Going in, they prepared not only by physical training, but by "fine-tuning how we communicate. We discussed with each other how we would handle different types of situations that were going to come up on the race, because it's a horrible time to work on your issues." Nothing, however, could prepare them for the endurance required for all the travel and tough contest challenges. "There's very little downtime on the 'Race,'" Kilmer-Purcell points out. "All 12 legs take place in 3½ weeks."
Shooting ended in June, but he and Ridge kept their win a secret. "In truth, it was very easy because the race was so exciting for us and the outcome was very surprising for us so we wanted our families and friends to have the same exciting and surprising journey that we did," explains Kilmer-Purcell. Since the finale aired Dec. 9, they've been inundated with messages of congratulations and from people who were encouraged to see the underdog team prevail. "We got such a touching e-mail from a mom whose gay son is getting bullied at school. She said it was nice to be able to tell him that things aren't just going to be OK, they can be amazing."

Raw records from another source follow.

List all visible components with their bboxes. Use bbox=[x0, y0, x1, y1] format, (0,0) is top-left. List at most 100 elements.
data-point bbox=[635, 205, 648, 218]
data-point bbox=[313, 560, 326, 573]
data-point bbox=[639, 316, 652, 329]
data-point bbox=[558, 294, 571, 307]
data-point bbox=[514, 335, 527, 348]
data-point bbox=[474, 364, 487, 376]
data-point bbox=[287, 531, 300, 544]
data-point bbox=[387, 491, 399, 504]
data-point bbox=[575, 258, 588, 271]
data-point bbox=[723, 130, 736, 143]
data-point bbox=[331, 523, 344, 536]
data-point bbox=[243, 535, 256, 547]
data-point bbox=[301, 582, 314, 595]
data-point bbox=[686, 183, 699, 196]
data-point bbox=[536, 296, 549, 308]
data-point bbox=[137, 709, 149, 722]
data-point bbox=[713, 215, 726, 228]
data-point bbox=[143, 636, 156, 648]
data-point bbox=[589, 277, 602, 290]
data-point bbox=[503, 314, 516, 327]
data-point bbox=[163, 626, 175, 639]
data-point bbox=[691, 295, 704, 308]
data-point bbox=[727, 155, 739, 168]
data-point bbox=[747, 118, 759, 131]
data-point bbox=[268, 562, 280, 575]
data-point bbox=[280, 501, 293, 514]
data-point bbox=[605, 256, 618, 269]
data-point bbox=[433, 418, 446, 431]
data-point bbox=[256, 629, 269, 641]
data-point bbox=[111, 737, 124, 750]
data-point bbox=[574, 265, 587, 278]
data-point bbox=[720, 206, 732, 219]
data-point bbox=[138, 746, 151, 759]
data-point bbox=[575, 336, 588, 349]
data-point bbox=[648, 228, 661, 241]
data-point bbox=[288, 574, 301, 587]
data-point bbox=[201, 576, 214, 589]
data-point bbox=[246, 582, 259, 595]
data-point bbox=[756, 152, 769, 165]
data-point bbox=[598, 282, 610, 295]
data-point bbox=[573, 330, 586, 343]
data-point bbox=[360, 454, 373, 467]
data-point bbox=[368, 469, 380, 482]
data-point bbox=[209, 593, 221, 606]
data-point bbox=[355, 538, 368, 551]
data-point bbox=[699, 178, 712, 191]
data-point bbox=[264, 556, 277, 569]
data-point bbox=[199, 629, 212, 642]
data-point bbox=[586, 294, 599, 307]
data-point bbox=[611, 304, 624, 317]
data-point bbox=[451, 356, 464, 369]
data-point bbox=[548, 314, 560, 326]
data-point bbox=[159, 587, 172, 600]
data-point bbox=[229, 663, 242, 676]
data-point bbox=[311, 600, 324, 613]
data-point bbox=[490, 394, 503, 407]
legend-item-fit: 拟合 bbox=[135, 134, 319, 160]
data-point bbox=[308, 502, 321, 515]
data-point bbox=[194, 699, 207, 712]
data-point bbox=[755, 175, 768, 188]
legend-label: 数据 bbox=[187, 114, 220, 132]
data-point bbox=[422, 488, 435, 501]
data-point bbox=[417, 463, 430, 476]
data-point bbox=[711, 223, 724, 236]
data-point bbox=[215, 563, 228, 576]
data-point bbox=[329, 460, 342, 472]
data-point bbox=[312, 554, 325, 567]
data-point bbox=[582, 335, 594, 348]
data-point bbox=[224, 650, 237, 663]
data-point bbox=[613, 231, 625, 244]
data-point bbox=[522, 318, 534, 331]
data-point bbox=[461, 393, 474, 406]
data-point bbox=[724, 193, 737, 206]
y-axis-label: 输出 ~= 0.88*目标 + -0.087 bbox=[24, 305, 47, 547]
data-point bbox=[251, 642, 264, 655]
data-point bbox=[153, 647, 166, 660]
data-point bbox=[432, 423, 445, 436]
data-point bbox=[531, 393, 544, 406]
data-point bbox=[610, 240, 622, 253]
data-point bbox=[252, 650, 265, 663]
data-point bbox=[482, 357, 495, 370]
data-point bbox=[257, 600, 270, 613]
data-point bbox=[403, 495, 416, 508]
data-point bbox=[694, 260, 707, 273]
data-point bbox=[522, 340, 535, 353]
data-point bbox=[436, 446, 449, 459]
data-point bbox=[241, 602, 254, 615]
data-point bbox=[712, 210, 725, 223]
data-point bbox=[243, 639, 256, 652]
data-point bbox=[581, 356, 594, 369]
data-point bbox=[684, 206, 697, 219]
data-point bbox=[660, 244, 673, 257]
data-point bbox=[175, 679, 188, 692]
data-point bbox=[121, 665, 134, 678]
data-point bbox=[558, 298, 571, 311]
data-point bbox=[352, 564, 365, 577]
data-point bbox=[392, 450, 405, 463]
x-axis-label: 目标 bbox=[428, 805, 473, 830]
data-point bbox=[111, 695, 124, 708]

So what will they do with the million dollars? "We're paying off the mortgage on the farm and I'm going to move up there full time," says Kilmer-Purcell, who has been commuting between New York City and their upstate farm for the past several years, subsidizing it with his advertising job. "Brent and I can focus all our time and efforts on Beekman. We're going to buy a building on the main street in Sharon Springs to headquarter our company. We were already going to start a food line, starting with a pasta sauce based on an old heirloom tomato called the mortgage lifter tomato," so named because the farmer who developed it was able to pay off his mortgage with it. "Now that our mortgage is paid off, we're going to make the sauce and use the profits to pay off other small farmers' mortgages. This could not have come at a better time," he says of the win.
Of all the places they traveled to, albeit briefly, Kilmer-Purcell would most like to return to Dacca, Bangladesh. "I've never seen human living conditions like what we experienced there. The chaos, the almost apocalyptic overpopulation and urban decay were almost unfathomable, unlike anywhere on the planet. We did promote a lot of Bangladeshi charities after that episode aired, and I want to learn more about it."

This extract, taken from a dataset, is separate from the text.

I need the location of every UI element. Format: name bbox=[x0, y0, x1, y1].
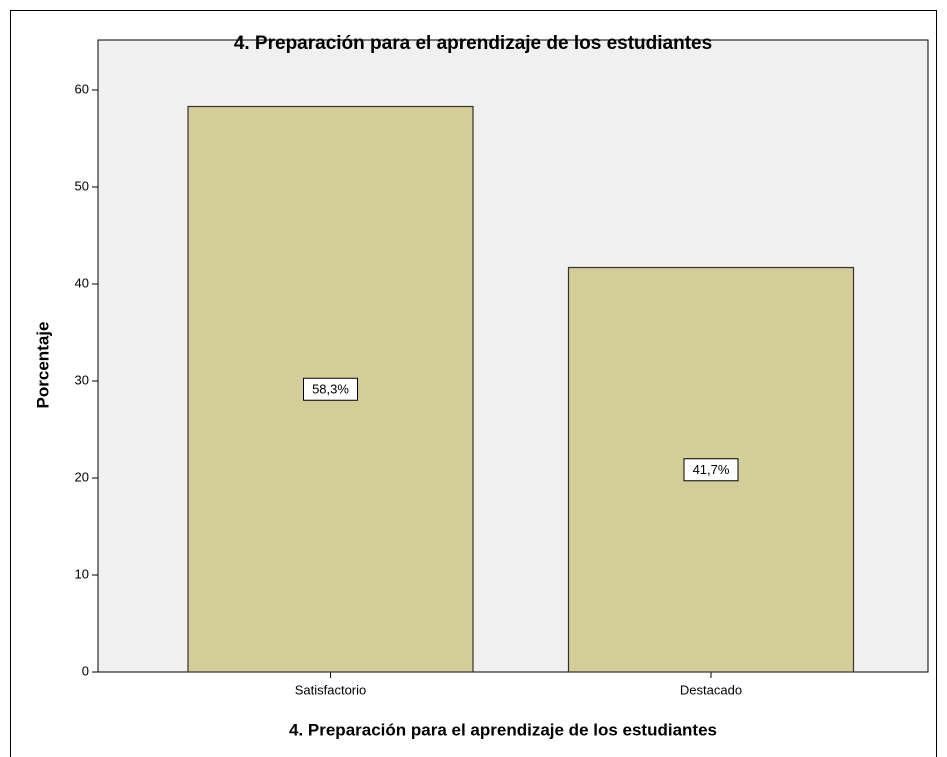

As for the farm, business is good despite the recession and the fact that "The Fabulous Beekman Boys" is no longer in production (Cooking Channel is rerunning Season 2). "When Planet Green first aired the show it was a huge boost. Luckily, we created a really loyal fan base and it's been growing on its own. I think everybody that watched us on Planet Green stuck with us and kept following us on Facebook," says Kilmer-Purcell, noting that business "certainly didn't grow as exponentially as it did when we first appeared on TV but we didn't lose any customers, either. Now we're bringing in more and more craftsmen from our region into the Beekman fold. Right now our holiday shop is online at Beekman1802.com and doing very well."
They're talking to Cooking Channel about a possible new series, and have two books in the works, an heirloom dessert cookbook that will be published in fall 2013 and an heirloom vegetable cookbook in spring 2014. Of course, if "The Amazing Race" has another all-stars edition, "We'd be thrilled to be a part of that," says Kilmer-Purcell, "If we're not too old!"